Opinião

Quando entram em vigor as partes vetadas de uma lei cujos vetos foram rejeitados?

Autor

  • Vladimir Aras

    é professor da UFBA e do IDP integrante do MPF mestre em Direito Público (UFPE) doutor em Direito (UniCeub) especialista MBA em Gestão Pública (FGV) e membro-fundador do Instituto de Direito e Inovação (ID-i).

10 de outubro de 2021, 19h52

Determinar o prazo de vigência de leis nem sempre é uma tarefa fácil. Muita gente ignora que a contagem do prazo não se faz pelo artigo 10 do Código Penal nem pelo artigo 798 do CPP. Há uma regra de contagem própria para determinar a vigência de leis: é a que está no parágrafo 1º do artigo 8º da Lei Complementar 95/1998.

Maiores dúvidas haverá quando estivermos diante de um diploma vetado em parte, cujos vetos tiverem sido rejeitados pelo Poder Legislativo.

Foi o que ocorreu com a Lei 13.964/2019, conhecida como "pacote anticrime". Publicada no Diário Oficial da União em 24 de dezembro de 2019, entrou em vigor em 23 de janeiro de 2020, após esgotado o prazo de vacatio legis, de 30 dias, nela estabelecido.

Na ocasião, o presidente da República apôs alguns vetos. No Código Penal, as objeções atingiram dispositivos sobre o homicídio qualificado pelo emprego de arma de fogo de uso restrito ou proibido, e a causa de aumento de pena nos crimes contra a honra.
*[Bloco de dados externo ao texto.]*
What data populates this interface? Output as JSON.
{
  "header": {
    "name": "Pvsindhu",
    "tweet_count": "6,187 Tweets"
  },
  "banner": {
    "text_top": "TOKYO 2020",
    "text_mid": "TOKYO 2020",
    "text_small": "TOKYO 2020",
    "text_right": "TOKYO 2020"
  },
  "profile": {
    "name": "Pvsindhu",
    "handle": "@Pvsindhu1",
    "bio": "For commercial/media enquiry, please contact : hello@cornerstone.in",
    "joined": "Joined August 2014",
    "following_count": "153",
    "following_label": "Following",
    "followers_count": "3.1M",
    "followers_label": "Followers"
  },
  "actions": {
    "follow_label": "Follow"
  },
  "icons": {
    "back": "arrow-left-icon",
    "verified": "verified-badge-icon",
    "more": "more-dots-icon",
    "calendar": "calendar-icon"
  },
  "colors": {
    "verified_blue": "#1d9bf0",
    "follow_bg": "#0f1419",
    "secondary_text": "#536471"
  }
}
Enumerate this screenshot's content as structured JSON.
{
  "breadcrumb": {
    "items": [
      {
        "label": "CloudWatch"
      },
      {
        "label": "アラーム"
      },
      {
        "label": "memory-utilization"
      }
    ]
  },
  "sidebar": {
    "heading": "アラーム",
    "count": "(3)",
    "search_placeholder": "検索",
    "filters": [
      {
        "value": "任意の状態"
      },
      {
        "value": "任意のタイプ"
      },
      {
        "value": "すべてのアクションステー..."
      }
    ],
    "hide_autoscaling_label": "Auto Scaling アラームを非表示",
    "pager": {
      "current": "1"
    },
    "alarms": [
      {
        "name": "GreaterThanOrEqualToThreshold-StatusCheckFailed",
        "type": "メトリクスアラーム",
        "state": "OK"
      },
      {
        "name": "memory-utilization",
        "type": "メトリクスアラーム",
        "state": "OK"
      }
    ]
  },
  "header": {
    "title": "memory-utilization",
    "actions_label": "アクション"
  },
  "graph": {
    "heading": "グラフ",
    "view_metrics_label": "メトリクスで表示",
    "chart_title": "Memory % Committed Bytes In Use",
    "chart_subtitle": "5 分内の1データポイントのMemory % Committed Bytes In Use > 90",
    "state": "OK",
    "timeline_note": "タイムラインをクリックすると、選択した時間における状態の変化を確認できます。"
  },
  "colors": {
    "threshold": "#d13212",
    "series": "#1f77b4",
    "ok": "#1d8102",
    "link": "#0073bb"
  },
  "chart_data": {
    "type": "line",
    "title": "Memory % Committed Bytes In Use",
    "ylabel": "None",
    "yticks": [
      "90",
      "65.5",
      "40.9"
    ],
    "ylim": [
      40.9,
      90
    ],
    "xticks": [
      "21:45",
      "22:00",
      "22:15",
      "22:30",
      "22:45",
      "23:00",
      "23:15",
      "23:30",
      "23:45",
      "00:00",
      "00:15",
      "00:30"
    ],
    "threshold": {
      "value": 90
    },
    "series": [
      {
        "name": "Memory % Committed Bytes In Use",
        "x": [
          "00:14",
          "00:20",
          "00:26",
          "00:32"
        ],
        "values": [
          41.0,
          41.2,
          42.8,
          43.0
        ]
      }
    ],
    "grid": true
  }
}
No Código de Processo Penal, os vetos alcançaram a audiência de custódia por videoconferência e a previsão de designação de defensor para servidores da segurança pública. Dispositivos semelhantes a este último também foi vetado no CPPM. Já na Lei de Execução Penal, o presidente havia rejeitado dispositivos sobre a identificação de perfis genéticos e sobre a reabilitação do condenado autor de falta grave e a progressão de regime. Na Lei de Interceptação Telefônica, haviam sido vetados parágrafos do artigo 8º-A daquela lei, na matéria de interceptação ambiental. Por fim, na Lei de Improbidade Administrativa, vetou-se o procedimento do acordo de não persecução cível (ANPC).
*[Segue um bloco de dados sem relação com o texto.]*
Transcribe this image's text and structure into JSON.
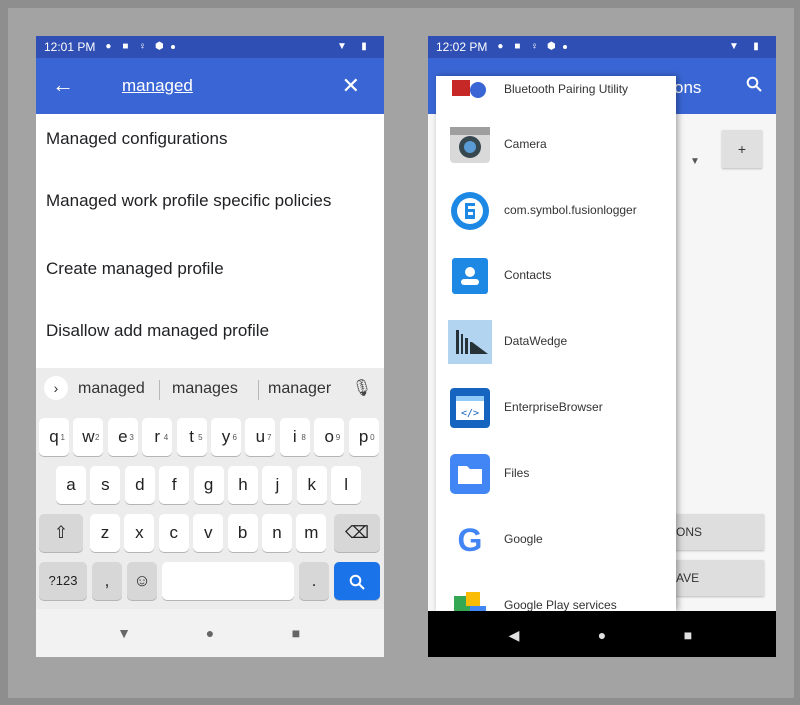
{
  "left_phone": {
    "status_time": "12:01 PM",
    "search_query": "managed",
    "results": [
      "Managed configurations",
      "Managed work profile specific policies",
      "Create managed profile",
      "Disallow add managed profile"
    ],
    "suggestions": [
      "managed",
      "manages",
      "manager"
    ],
    "keyboard": {
      "row1": [
        {
          "key": "q",
          "sup": "1"
        },
        {
          "key": "w",
          "sup": "2"
        },
        {
          "key": "e",
          "sup": "3"
        },
        {
          "key": "r",
          "sup": "4"
        },
        {
          "key": "t",
          "sup": "5"
        },
        {
          "key": "y",
          "sup": "6"
        },
        {
          "key": "u",
          "sup": "7"
        },
        {
          "key": "i",
          "sup": "8"
        },
        {
          "key": "o",
          "sup": "9"
        },
        {
          "key": "p",
          "sup": "0"
        }
      ],
      "row2": [
        "a",
        "s",
        "d",
        "f",
        "g",
        "h",
        "j",
        "k",
        "l"
      ],
      "row3": [
        "z",
        "x",
        "c",
        "v",
        "b",
        "n",
        "m"
      ],
      "symbols_label": "?123",
      "comma": ",",
      "period": "."
    }
  },
  "right_phone": {
    "status_time": "12:02 PM",
    "title_partial": "ons",
    "bg_button_1": "ONS",
    "bg_button_2": "AVE",
    "plus": "+",
    "apps": [
      {
        "name": "Bluetooth Pairing Utility",
        "icon": "bluetooth-pairing-icon"
      },
      {
        "name": "Camera",
        "icon": "camera-icon"
      },
      {
        "name": "com.symbol.fusionlogger",
        "icon": "fusionlogger-icon"
      },
      {
        "name": "Contacts",
        "icon": "contacts-icon"
      },
      {
        "name": "DataWedge",
        "icon": "datawedge-icon"
      },
      {
        "name": "EnterpriseBrowser",
        "icon": "enterprise-browser-icon"
      },
      {
        "name": "Files",
        "icon": "files-icon"
      },
      {
        "name": "Google",
        "icon": "google-icon"
      },
      {
        "name": "Google Play services",
        "icon": "play-services-icon"
      }
    ]
  },
  "colors": {
    "toolbar_blue": "#3a66d5",
    "status_blue": "#2f4fb5",
    "keyboard_bg": "#ececec",
    "enter_key_blue": "#1a73e8"
  }
}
Em abril de 2021, todos estes vetos, salvo o último relativo à Lei 8.429/1992, foram derrubados pelo Congresso, o que levou o presidente da República a promulgar os dispositivos antes vetados. A publicação das partes novas da Lei 13.9642019 ocorreu no Diário Oficial da União, na edição de 30 de abril de 2021.

Três respostas possíveis
Pois bem. Quando essas normas penais e processuais penais passaram a valer? Pode-se divisar três respostas para esta questão:

a) a data de entrada em vigor das partes antes vetadas seria a mesma da própria lei que passaram a integrar;
b) a entrada em vigor seria a data da publicação das partes antes vetadas e agora validadas; ou
c) a vigência ocorreria após o escoamento do prazo da vacatio legis da própria lei alterada, mas contada a partir da publicação das partes antes vetadas.
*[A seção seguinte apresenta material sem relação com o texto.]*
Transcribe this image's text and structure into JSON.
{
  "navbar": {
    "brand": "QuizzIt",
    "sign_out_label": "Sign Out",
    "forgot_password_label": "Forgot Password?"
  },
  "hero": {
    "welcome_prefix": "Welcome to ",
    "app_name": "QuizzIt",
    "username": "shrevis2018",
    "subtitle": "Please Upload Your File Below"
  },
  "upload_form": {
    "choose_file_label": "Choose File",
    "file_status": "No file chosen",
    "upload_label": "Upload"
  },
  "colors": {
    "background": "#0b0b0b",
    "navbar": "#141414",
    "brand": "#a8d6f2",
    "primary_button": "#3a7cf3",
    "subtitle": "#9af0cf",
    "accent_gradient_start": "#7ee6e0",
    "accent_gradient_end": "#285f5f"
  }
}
De logo, excluamos a hipótese "a" do rol de opções. É uma solução incabível por uma razão muito simples. Sua adoção implicaria a retroatividade das partes antes vetadas, o que poderia gerar inconstitucionalidade notadamente no campo das leis penais, que são irretroativas, se mais gravosas ao agente. Ficamos, portanto, apenas com as opções "b" e "c".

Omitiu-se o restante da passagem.